Incontri con la Cultura Europe in Toscana: LA SLOVACCHIA
Il Presidente Paolo Ducci, congiuntamente al Soprintendente
del Polo Museale Fiorentino, prof. Antonio Paolucci,
ha il piacere di invitare la S.V.
all’inaugurazione della mostra
Andy Warhol: le sue radici slovacche
a cura di Michal Bycko, Martin Cubjak, Valika Madarovà
in collaborazione con il Museo “Andy Warhol” di Medzilaborce
e la Galleria della Slovacchia orientale di Košice
Domenica, 25 settembre 2005 ore 18,00
Sala delle Regie Poste
Galleria degli Uffizzi
Andy Warhol e la Slovacchia
“Quando eravamo bambini chiedevamo spesso a nostra madre chi, in effetti, eravamo – Polacchi, Cechi, Russi…?”, mi disse Paul Warhol, fratello di Andy, quando gli feci visita per la prima volta nella sua casa nei pressi da Pittsburg. “In quel periodo abitavamo a Pittsburg, nel quartiere degli immigrati, dove si mescolavano tutte le possibili nazionalità europee e molte tra le loro lingue ci erano familiari”.

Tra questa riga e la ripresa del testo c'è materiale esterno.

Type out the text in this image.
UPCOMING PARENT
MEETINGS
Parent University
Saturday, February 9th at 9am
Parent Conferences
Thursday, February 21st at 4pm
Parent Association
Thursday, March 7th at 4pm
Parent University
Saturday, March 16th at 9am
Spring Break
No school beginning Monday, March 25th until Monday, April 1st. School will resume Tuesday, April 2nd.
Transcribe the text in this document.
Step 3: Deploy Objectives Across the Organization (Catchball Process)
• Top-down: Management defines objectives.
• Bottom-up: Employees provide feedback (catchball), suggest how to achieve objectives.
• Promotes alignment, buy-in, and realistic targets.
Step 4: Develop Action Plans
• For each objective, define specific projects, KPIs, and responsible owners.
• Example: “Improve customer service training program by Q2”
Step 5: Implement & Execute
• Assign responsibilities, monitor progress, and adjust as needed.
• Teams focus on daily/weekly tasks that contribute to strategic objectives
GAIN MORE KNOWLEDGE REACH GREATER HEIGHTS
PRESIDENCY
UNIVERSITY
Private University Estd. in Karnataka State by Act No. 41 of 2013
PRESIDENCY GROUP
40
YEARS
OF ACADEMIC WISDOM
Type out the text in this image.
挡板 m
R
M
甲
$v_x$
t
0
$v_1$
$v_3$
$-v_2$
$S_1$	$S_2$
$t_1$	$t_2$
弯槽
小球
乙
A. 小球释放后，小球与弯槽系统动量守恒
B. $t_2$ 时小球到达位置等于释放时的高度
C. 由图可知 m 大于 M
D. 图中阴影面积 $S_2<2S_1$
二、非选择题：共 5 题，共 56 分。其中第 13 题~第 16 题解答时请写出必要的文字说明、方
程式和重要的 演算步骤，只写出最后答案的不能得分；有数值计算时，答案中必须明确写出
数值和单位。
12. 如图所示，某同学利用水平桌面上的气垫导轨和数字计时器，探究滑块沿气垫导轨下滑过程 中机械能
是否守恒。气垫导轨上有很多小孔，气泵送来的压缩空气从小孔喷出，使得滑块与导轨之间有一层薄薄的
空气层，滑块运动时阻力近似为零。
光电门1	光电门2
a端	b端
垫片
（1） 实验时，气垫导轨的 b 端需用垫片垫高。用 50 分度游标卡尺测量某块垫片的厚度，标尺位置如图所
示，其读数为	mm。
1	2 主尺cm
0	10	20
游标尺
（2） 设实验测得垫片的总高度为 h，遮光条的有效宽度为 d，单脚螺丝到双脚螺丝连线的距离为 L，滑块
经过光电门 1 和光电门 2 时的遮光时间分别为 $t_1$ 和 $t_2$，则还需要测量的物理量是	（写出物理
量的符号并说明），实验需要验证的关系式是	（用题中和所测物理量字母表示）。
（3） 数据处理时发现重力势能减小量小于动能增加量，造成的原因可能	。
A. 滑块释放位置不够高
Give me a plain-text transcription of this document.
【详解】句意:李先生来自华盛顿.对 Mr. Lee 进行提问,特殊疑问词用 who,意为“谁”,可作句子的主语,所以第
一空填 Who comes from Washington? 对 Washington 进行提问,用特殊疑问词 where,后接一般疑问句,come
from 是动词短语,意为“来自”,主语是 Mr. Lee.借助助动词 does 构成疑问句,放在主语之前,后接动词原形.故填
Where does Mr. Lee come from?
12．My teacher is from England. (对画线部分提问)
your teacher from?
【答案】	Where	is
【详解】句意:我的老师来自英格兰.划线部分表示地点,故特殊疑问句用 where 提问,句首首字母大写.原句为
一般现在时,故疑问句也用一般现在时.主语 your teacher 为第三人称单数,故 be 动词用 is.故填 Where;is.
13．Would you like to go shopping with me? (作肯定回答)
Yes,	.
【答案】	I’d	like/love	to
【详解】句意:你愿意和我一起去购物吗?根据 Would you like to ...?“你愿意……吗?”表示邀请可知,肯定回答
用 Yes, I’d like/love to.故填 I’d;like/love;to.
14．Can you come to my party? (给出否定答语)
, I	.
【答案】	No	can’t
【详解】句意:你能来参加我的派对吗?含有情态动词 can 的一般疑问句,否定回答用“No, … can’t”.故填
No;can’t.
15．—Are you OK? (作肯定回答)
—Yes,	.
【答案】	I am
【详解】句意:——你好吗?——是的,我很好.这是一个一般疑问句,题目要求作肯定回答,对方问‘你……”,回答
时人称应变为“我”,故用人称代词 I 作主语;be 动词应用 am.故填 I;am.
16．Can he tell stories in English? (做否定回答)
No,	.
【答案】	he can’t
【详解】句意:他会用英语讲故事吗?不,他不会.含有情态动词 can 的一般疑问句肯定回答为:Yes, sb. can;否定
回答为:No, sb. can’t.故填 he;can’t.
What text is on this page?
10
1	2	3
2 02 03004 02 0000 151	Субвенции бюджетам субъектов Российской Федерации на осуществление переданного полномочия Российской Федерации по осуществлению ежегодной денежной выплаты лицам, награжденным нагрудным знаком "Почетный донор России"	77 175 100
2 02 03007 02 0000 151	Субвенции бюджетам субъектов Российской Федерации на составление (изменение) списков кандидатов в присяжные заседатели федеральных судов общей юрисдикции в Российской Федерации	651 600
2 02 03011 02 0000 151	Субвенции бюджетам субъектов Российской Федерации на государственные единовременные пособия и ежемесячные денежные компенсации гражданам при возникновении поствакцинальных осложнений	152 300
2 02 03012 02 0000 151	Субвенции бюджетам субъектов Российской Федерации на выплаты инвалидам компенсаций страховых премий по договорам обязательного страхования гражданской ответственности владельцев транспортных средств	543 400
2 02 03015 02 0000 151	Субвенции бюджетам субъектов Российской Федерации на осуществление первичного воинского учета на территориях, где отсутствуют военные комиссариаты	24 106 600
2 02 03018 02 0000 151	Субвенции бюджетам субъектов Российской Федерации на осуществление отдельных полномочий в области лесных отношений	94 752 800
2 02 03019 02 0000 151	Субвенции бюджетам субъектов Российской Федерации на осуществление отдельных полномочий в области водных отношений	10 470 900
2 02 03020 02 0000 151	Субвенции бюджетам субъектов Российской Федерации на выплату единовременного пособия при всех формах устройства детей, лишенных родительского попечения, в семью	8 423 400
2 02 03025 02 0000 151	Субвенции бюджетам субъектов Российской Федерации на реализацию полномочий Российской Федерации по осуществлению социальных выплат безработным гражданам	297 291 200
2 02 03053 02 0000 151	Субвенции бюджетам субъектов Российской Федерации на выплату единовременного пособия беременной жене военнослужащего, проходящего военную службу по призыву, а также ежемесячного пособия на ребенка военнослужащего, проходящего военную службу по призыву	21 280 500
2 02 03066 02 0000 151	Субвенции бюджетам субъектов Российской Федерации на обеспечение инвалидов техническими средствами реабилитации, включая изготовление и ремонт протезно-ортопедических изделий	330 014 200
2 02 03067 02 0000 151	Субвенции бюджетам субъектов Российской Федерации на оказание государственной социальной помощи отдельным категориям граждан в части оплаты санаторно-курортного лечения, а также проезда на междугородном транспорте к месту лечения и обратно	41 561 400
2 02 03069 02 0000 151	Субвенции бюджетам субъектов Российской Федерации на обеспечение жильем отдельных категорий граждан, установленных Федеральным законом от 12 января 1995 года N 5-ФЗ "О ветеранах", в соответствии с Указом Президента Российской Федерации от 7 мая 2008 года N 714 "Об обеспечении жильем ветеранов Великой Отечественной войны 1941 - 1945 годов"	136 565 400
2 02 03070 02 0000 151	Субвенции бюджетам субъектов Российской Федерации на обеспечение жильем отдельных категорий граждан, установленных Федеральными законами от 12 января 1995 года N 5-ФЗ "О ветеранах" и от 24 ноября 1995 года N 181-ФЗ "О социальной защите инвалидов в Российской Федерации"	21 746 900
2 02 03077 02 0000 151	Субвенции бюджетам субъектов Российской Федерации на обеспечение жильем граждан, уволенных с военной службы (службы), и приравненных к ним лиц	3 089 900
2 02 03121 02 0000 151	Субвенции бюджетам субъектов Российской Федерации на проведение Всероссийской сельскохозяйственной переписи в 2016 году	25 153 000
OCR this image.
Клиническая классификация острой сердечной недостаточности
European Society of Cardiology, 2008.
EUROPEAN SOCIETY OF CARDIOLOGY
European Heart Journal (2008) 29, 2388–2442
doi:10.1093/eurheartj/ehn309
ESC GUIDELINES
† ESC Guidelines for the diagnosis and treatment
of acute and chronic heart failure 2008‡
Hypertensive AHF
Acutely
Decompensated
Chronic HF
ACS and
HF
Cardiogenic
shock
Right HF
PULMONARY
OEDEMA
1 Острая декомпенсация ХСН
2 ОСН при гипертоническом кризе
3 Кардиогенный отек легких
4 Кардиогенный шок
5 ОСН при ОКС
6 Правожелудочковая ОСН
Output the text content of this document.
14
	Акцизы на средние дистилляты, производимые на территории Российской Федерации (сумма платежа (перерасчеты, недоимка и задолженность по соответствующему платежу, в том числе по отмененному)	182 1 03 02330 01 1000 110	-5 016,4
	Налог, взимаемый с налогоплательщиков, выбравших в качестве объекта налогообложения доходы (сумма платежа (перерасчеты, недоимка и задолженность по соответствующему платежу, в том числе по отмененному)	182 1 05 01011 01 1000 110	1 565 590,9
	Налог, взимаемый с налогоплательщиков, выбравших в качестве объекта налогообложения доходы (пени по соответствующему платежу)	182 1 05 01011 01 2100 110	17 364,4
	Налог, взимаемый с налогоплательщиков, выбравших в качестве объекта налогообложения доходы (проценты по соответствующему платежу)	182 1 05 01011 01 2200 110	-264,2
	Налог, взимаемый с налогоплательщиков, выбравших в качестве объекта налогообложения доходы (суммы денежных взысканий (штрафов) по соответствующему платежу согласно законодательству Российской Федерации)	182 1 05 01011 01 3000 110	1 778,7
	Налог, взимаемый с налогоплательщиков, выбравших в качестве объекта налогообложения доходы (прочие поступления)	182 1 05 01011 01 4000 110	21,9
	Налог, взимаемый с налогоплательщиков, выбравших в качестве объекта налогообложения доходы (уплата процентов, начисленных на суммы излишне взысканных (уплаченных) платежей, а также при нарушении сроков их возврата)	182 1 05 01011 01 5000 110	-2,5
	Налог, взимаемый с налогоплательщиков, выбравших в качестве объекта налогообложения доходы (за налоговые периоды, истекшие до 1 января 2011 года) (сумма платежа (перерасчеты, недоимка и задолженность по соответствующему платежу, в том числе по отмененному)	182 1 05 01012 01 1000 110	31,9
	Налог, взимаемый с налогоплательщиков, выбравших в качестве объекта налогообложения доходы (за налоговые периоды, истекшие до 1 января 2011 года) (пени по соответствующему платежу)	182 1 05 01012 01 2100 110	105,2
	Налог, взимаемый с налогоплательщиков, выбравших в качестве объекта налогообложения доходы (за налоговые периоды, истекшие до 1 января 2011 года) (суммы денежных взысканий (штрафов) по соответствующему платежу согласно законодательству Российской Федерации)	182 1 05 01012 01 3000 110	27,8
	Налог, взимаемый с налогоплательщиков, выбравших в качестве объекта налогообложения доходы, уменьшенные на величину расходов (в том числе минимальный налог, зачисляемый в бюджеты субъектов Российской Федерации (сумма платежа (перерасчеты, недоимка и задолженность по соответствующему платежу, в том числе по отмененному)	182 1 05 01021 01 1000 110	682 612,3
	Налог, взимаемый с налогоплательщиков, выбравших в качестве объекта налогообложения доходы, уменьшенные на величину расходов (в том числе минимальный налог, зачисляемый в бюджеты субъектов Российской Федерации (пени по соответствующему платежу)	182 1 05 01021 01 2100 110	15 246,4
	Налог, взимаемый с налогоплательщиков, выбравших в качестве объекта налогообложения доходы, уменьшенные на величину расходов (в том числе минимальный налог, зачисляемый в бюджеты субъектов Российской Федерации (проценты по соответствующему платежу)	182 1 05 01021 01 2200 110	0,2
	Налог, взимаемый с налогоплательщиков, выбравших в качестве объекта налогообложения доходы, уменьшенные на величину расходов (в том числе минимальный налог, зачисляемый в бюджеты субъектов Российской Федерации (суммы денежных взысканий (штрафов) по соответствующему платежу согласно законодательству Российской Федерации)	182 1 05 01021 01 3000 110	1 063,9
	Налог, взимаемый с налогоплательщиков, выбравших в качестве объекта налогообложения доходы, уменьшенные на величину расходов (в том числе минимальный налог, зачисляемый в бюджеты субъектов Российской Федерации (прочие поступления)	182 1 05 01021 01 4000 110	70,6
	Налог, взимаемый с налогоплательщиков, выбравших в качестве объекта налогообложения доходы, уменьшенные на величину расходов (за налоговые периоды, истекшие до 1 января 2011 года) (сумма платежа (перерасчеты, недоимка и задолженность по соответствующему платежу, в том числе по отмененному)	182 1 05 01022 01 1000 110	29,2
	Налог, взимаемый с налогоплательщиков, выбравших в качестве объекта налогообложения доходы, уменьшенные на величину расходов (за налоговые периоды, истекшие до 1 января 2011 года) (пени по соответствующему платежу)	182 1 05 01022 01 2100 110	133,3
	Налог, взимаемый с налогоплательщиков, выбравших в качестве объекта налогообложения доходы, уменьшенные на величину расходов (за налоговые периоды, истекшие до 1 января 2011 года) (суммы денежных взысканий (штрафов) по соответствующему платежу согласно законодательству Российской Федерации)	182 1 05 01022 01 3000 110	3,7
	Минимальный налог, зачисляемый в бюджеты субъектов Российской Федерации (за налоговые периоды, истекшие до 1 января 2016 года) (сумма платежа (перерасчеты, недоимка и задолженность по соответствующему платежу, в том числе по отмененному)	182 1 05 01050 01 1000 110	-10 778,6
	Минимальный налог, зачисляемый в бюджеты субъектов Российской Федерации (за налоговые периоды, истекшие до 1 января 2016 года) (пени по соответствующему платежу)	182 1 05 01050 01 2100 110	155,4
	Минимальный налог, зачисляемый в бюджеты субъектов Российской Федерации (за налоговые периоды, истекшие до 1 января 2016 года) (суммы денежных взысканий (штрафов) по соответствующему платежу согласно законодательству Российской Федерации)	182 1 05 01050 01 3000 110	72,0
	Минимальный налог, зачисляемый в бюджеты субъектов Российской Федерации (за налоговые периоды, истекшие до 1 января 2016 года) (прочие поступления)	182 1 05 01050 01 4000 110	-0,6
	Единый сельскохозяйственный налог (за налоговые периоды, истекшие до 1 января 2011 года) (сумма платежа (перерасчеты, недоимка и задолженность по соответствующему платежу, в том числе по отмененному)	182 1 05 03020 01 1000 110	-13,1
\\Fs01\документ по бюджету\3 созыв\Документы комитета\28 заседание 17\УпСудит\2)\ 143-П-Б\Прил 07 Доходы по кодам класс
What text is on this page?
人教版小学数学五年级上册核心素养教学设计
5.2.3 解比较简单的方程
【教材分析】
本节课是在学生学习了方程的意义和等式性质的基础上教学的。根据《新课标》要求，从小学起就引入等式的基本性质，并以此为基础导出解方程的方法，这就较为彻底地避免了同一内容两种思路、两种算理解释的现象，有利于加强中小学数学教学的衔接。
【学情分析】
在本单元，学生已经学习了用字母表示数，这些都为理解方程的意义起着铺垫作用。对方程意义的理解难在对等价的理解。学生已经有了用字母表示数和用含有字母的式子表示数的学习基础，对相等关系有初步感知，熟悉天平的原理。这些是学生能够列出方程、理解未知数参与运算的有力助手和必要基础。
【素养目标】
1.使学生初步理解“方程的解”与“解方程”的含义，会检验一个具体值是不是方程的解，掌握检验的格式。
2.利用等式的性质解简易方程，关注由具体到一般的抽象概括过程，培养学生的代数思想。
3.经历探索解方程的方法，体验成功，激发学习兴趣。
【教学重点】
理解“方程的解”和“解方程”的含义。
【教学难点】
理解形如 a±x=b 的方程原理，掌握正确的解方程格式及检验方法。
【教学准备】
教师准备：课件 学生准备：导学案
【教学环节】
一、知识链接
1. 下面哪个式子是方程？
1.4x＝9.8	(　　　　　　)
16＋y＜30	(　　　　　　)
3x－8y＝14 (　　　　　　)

“No, figli miei, noi siamo Slovacchi” ci rispondeva mamma. Paul è consapevole che la sua famiglia proviene dalla minoranza rutena attualmente vivente sul territorio slovacco. Quella volta gli regalai il libro che scrissi insieme con il Dott. Kele riguardante la nostra (ricerca) spedizione per il mondo sulle tracce di un altro noto Slovacco – Milan Rastislav Štefánik. Durante il nostro successivo incontro, Paul, con mia grande sorpresa, commentò acutamente il contenuto del nostro libro – riusciva davvero a comprendere lo slovacco! Mi raccontò come aveva insegnato a suo fratello, più piccolo di sette anni, a dipingere e a osservare il mondo circostante, e come una volta, gironzolando insieme per la città, Andy stanco, si sedette sfinito proprio nel punto dove oggi è situato il Museo Warhol.
Successivamente all’incontro con Paul, andai dal Direttore dell’Andy Warhol Museum, Thomas Sokolski, discendente da immigrati polacchi. Ci trovammo subito sulla stessa linea d’onda e durante il nostro colloquio lo convinsi a prestare le opere di Andy Warhol per la mostra che venne organizzata in occasione dell’inaugurazione della nuova Ambasciata della Repubblica Slovacca a Washington.
Ecco, questo è, al posto del prologo, la mia esperienza personale sui legami tra Warhol e la Slovacchia. Il resto su questo argomento, vi sia raccontato da questa mostra – la prima di questo genere, tratta dalle collezioni slovacche, che viene organizzata in Italia. Ringrazio i nostri onorevoli patroni della casa per questa preziosa occasione di presentarla nelle sale del museo d’arte più famoso d’Italia.
Dott. Miroslav Musil, Direttore, Istituto Slovacco a Roma
Paul Warhola
Paul Warhola è il fratello più grande di Andy Warhol. E’ nato nel 1923 e secondo le proprie dichiarazioni è stato proprio lui che sosteneva gli studi di Andy alla scuola artistica. Lui stesso afferma, che dipingeva già da prima, ma più tardi gli impegni familiari non gli permettevano dedicarsi pienamente alla pittura. Ha sei figli, uno di loro James è il pittore illustratore professionista, l’ ex allievo della stessa scuola di Andy. James vive a New York. I quadri di Paul potremmo caratterizzare come gli intenti artistici. Nonostante ciò è chiaro, che anche esso, come Andy, ha ereditato dalla madre il proprio talento. Negli USA espone relativamente famose “zampe di gallina” che godono l’ interesse tra i collezionisti dell’ arte. Anche se Paul stesso dichiara di non essere un artista, le sue opere entusiasmano gli spettatori; è un altro membro dalla famiglia Warhol che dipinge.
Allora che valgano anche per noi le parole del Sig. Miller, un critico d’ arte americano, che sull’ opera di Paul aveva scritto: “La sua opera artistica necessita del tempo ed occorre conoscerle tutto il diapason."